What I don't get is that Biblical literalists will claim the deity created everything, yet blame humans when things go wrong!
It's all part of the endless parade of excuses, dodges, ducks, dives, bobs and weaves that some theists put up when faced with sceptical challenge to their beliefs.
Theists of any more or less traditional sort are committed to a belief in a god with certain powers. People long ago worked out that the strict and literal meaning of the word
omnipotent is 'capable of doing absolutely anything' and that leads very quickly to logical impossibilities (the ability to create square circles, etc.) so the word had to be dialled back to mean 'with great though not unlimited power; capable of doing everything logically possible.' Therefore for theists their god is able to create a universe out of nothing and create various miracles, and so forth.

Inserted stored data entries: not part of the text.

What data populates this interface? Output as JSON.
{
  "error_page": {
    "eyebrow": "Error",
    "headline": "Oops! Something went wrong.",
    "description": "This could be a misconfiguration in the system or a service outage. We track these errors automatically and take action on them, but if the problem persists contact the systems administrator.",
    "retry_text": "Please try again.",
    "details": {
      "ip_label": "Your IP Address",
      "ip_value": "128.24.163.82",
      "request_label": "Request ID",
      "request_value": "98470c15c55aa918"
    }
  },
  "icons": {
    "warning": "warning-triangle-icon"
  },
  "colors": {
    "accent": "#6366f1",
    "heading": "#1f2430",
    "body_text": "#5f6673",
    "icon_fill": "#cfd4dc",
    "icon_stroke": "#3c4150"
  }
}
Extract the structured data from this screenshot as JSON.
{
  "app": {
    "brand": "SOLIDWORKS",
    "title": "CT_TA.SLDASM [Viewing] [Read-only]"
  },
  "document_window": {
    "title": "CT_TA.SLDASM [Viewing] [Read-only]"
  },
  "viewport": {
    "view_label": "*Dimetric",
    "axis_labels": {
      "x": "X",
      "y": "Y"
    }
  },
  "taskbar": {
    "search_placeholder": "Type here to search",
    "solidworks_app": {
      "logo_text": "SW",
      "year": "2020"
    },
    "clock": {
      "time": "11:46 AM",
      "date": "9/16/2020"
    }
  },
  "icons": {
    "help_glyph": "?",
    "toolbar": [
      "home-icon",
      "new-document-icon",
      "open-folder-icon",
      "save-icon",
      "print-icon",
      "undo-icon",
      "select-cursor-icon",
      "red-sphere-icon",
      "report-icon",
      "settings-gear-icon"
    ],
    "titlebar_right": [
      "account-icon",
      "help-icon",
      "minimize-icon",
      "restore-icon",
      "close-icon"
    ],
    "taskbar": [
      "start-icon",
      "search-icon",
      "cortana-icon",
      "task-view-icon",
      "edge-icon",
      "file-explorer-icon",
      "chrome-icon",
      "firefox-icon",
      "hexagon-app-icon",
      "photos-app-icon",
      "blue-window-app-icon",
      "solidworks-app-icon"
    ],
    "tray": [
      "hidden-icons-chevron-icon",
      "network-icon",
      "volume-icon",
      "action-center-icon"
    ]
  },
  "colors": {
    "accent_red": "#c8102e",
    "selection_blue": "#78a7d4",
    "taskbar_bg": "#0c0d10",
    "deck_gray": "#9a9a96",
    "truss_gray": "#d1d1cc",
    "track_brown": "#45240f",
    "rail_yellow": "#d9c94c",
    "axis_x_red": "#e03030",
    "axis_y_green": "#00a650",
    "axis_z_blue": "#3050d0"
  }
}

What's immediately noticeable is that all these alleged events are buried way, way,
way back in the dim and distant past, buried in arcane documents from obscure corners of the very ancient world in superstitious and credulous times. Never right here, right now, today. Alan Burns boldly alleges that miracles are happening here and now in the world of 2015 but, of course, never provides a scrap of evidence for a single one.
The point being made here is that a god powerful enough to speak a cosmos into being suddenly loses its powers even with something which to it (though not to us) would be vastly more mundane - preventing pain, misery, fear and suffering, for example. The god who could bring forth a universe 13.7 billion of our Earth years ago can't, it seems, prevent famine or earthquake or genocide. When this is pointed out, theists typically go into full-on special pleading mode with every kind of excuse: people are responsible for not feeding the hungry is the one wheeled out most often. Well, with a god of the omnimax sort this doesn't matter: such a deity
wants to prevent suffering,
knows how to prevent and
could prevent it, but doesn't. I, for example, want to prevent suffering but don't always know how to, certainly not on a planet-wide scale ... which, incidentally, backs up Dan Barker's famous statement that most people in most ways in most places most of the time are nicer than Jesus and better than God.
It really is a highly distasteful display of special pleading, excuse rather than explanation, rationalisation rather than rationality, a woeful parade of ad hoccery, largely it would seem made up on the spot, intended to shore up god-belief at absolutely any price rather than face the obvious.